You just gave me a GREAT idea!
I have monster size hay nets that hold more than a three string bale – they go in big rubber tubs in my run-in shed (one for each horse) – hold enough hay for almost a week. Since I put various types of hay in them (timothy/orchard/alfalfa mix) these nets – five feet tall – are REALLY hard to fill (flake by flake) with ease.
Holding the nets open is the problem. So…
…I’m going to cut the bottom out of a muck basket (or big plastic garbage can) and use it as a sleeve – slip it into the net so as to hold it open – then stuff hay in and raise up the sleeve as I go.
You need bigger nets! I use the 50" Shire’s nets. I fill every other day, and they hold an entire small bale. Easy to fill–stand the bale up on end, slide net over the bale, flip upright, cut the strings on the bale, tie and hang the net.
And coincidentally, my mare is now hay net-less as she has developed what her massage person calls “the hay net muscle” on one side of her neck.
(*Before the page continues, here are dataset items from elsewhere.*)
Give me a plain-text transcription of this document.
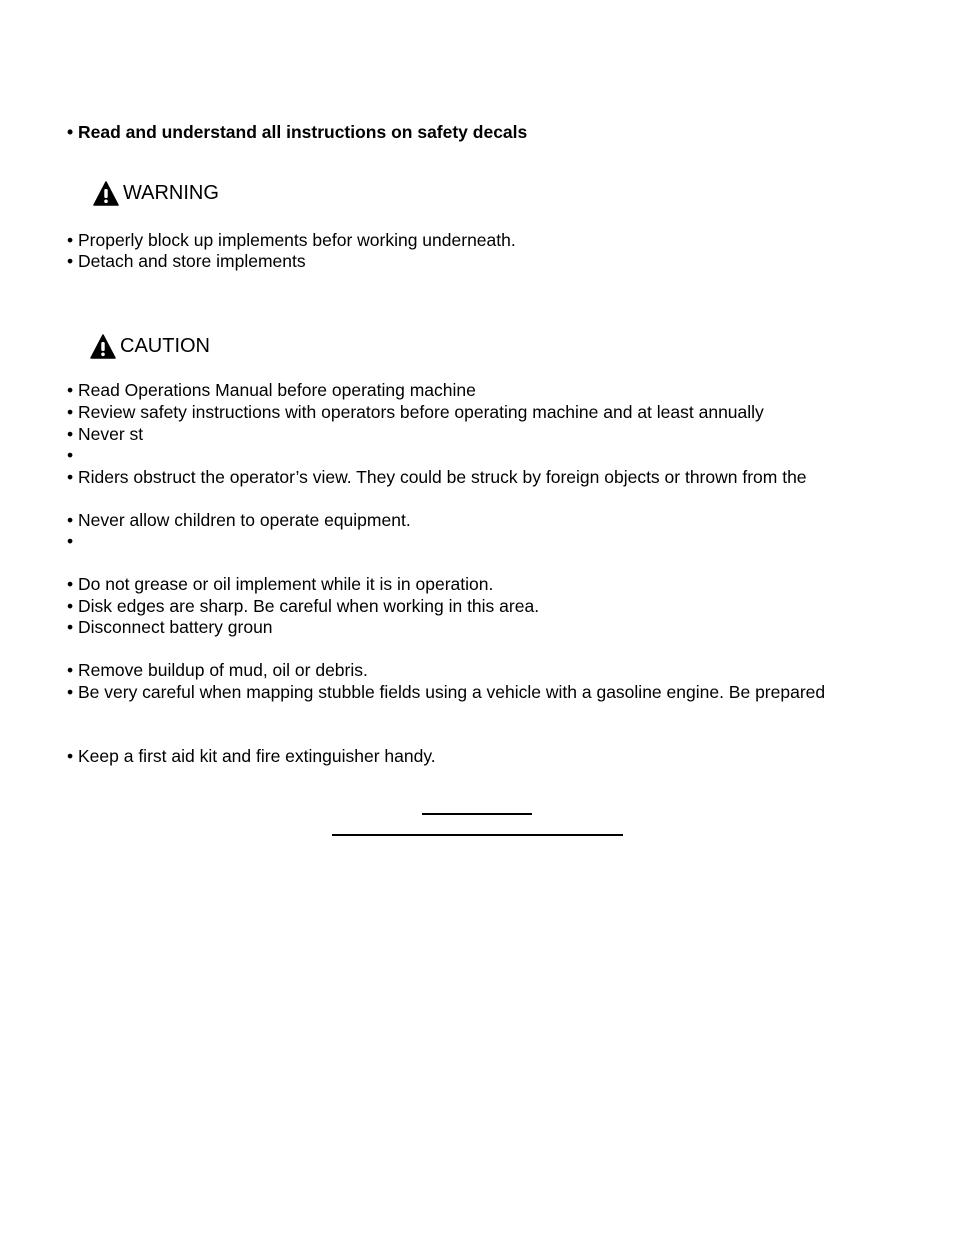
• Read and understand all instructions on safety decals
WARNING
• Properly block up implements befor working underneath.
• Detach and store implements
CAUTION
• Read Operations Manual before operating machine
• Review safety instructions with operators before operating machine and at least annually
• Never st
•
• Riders obstruct the operator’s view. They could be struck by foreign objects or thrown from the
• Never allow children to operate equipment.
•
• Do not grease or oil implement while it is in operation.
• Disk edges are sharp. Be careful when working in this area.
• Disconnect battery groun
• Remove buildup of mud, oil or debris.
• Be very careful when mapping stubble fields using a vehicle with a gasoline engine. Be prepared
• Keep a first aid kit and fire extinguisher handy.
Which does not help with all the other ways she is asymmetric.
I wish I had video of her attacking the net. I have never seen a horse this extreme. There are all these videos out there of horses calmly nibbling away, but I got the one who will do anything to defeat the purpose of a small-hole feeder.
I think the Porta-Grazer might work, because she’d have to stick her head into it to get at the hay… but it’s a lot of money if it doesn’t work.
Argh. Horses!
I prefer to feed from the ground, however have a few horses that I use haybags with. They either move around a lot resulting in hay being moved around their stall and stepped on or pooped/peed on or eat too quickly as my one EASY keeper pony does. They eat well out of the hay bags and the messy horses (who also happen to be hard-keepers) end up eating more hay than if I leave the hay on the ground for them. I want them to eat as much hay as possible and the haybags allow for this by keeping their hay from being trashed.
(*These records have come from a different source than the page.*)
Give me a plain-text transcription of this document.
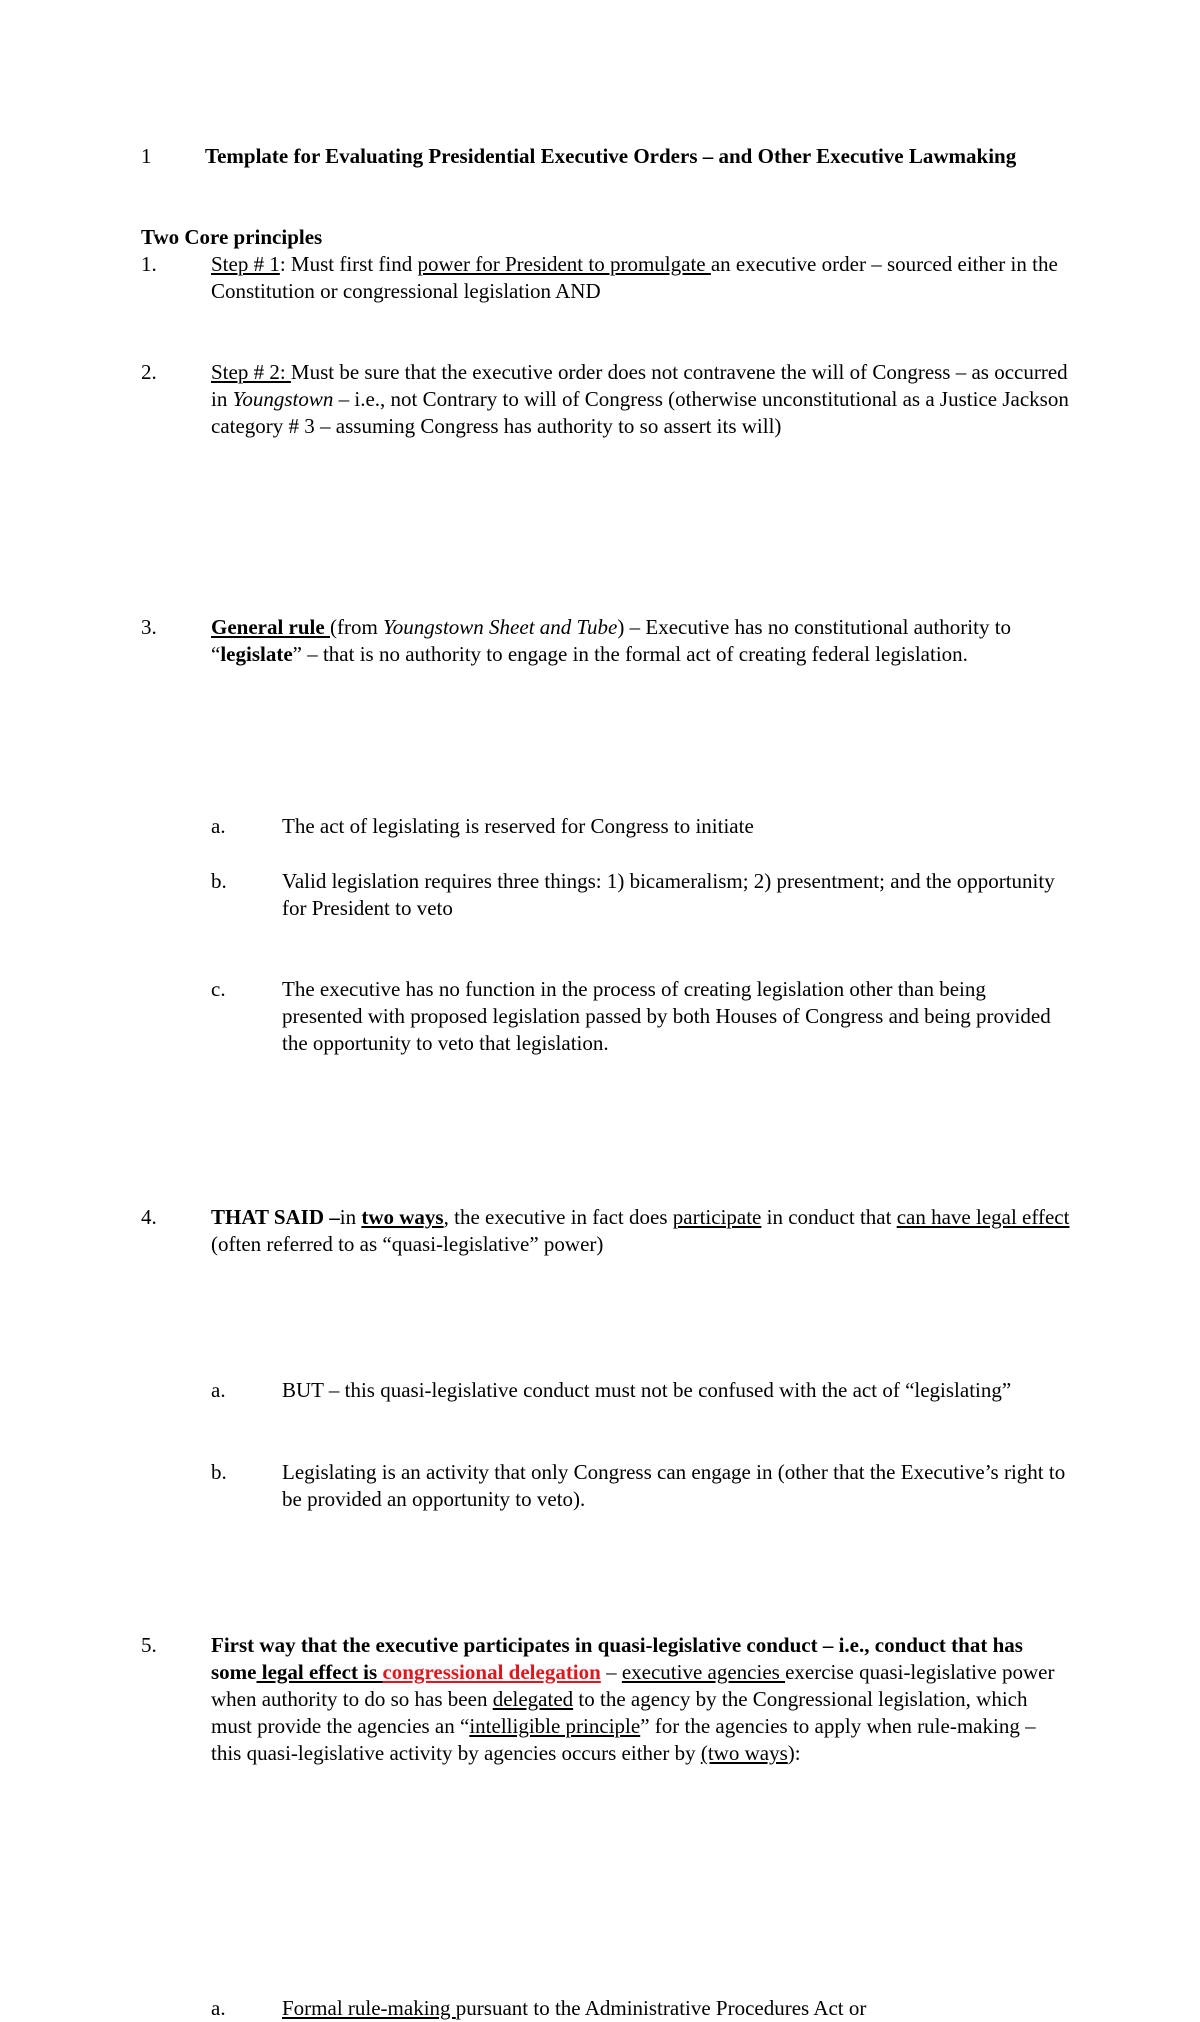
1	Template for Evaluating Presidential Executive Orders – and Other Executive Lawmaking
Two Core principles
1.	Step # 1: Must first find power for President to promulgate an executive order – sourced either in the Constitution or congressional legislation AND
2.	Step # 2: Must be sure that the executive order does not contravene the will of Congress – as occurred in Youngstown – i.e., not Contrary to will of Congress (otherwise unconstitutional as a Justice Jackson category # 3 – assuming Congress has authority to so assert its will)
3.	General rule (from Youngstown Sheet and Tube) – Executive has no constitutional authority to “legislate” – that is no authority to engage in the formal act of creating federal legislation.
a.	The act of legislating is reserved for Congress to initiate
b.	Valid legislation requires three things: 1) bicameralism; 2) presentment; and the opportunity for President to veto
c.	The executive has no function in the process of creating legislation other than being presented with proposed legislation passed by both Houses of Congress and being provided the opportunity to veto that legislation.
4.	THAT SAID –in two ways, the executive in fact does participate in conduct that can have legal effect (often referred to as “quasi-legislative” power)
a.	BUT – this quasi-legislative conduct must not be confused with the act of “legislating”
b.	Legislating is an activity that only Congress can engage in (other that the Executive’s right to be provided an opportunity to veto).
5.	First way that the executive participates in quasi-legislative conduct – i.e., conduct that has some legal effect is congressional delegation – executive agencies exercise quasi-legislative power when authority to do so has been delegated to the agency by the Congressional legislation, which must provide the agencies an “intelligible principle” for the agencies to apply when rule-making – this quasi-legislative activity by agencies occurs either by (two ways):
a.	Formal rule-making pursuant to the Administrative Procedures Act or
I feed hay on the ground.Don’t like hay nets just makes for sore necked horse’s. Feed big round and they are put out in pasture. Just scrape up wasted hay with bobcat.
No hay being fed now till late november. Horse’s are on pasture, they won’t eat hay this time of year.
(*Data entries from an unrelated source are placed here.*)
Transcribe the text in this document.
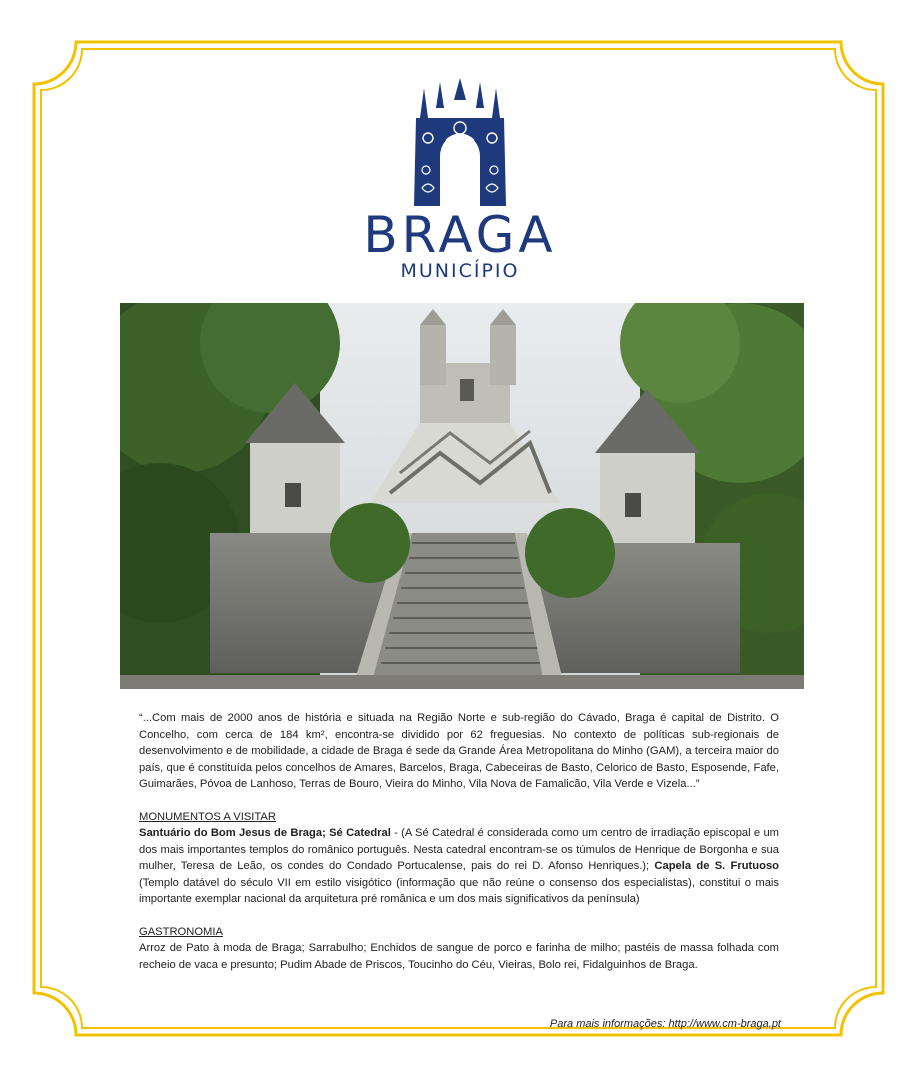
BRAGA
MUNICÍPIO

“...Com mais de 2000 anos de história e situada na Região Norte e sub-região do Cávado, Braga é capital de Distrito. O Concelho, com cerca de 184 km², encontra-se dividido por 62 freguesias. No contexto de políticas sub-regionais de desenvolvimento e de mobilidade, a cidade de Braga é sede da Grande Área Metropolitana do Minho (GAM), a terceira maior do país, que é constituída pelos concelhos de Amares, Barcelos, Braga, Cabeceiras de Basto, Celorico de Basto, Esposende, Fafe, Guimarães, Póvoa de Lanhoso, Terras de Bouro, Vieira do Minho, Vila Nova de Famalicão, Vila Verde e Vizela...”

MONUMENTOS A VISITAR

Santuário do Bom Jesus de Braga; Sé Catedral - (A Sé Catedral é considerada como um centro de irradiação episcopal e um dos mais importantes templos do românico português. Nesta catedral encontram-se os túmulos de Henrique de Borgonha e sua mulher, Teresa de Leão, os condes do Condado Portucalense, pais do rei D. Afonso Henriques.); Capela de S. Frutuoso (Templo datável do século VII em estilo visigótico (informação que não reúne o consenso dos especialistas), constitui o mais importante exemplar nacional da arquitetura pré românica e um dos mais significativos da península)

GASTRONOMIA

Arroz de Pato à moda de Braga; Sarrabulho; Enchidos de sangue de porco e farinha de milho; pastéis de massa folhada com recheio de vaca e presunto; Pudim Abade de Priscos, Toucinho do Céu, Vieiras, Bolo rei, Fidalguinhos de Braga.

Para mais informações: http://www.cm-braga.pt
I’m trying an experiment with my pony right now using one of these: http://www.chicksaddlery.com/page/CDS/PROD/SF1937 as a hay pillow. It has three sets of d-rings at the opening, and I’m using some very small screw lock carabiners to close them. Pony is unshod and did great with it the first night, but was terrified of the scary hay beast in the light of day - but got over it the next evening, thankfully. The tiny carabiners are kind of a pain in the butt, but they are secure and I’m not worried that they’ll break (and I had a handful of them). Would love to know what kind of fasteners other folks are using and if they’re holding up.
After experimenting with the kids over my five day holiday weekend, I stuffed hay nets again last night for today. They just wasted too much hay. I started out with a flake of their alfalfa/orchard grass and a flake of first cutting orchard grass. The issue horses ground the orchard grass into their bedding by mid-day. I then just gave the alfalfa/orchard and gave a flake of orchard grass mid-day. Again, but evening feed, they had ground most of their orchard grass into their bedding.
I could probably go back to feeding on the ground when I’m feeding a second cutting hay that they all like better, but for now it’s hay nets. I love the hay pillow idea, but with everyone shod, I can’t do it.
It’s likely that they are all just not very hungry for hay, since they all have access to grass at night. But all the same, these kids are hard keepers, I cannot NOT provide access to hay. Even if they don’t eat it, they need to option of having it if they want it.
I have conflicting feelings between feeding on the grd and using a haynet. I have an IR horse who is suppose to have her hay in a net to slow her down. She inhales when the hay is on the floor and can go thru hay in record time. But I look at the angle of her head and neck from eating from the net and I wonder how that could be good for her. I board so some of the feeders on the floor wont fly.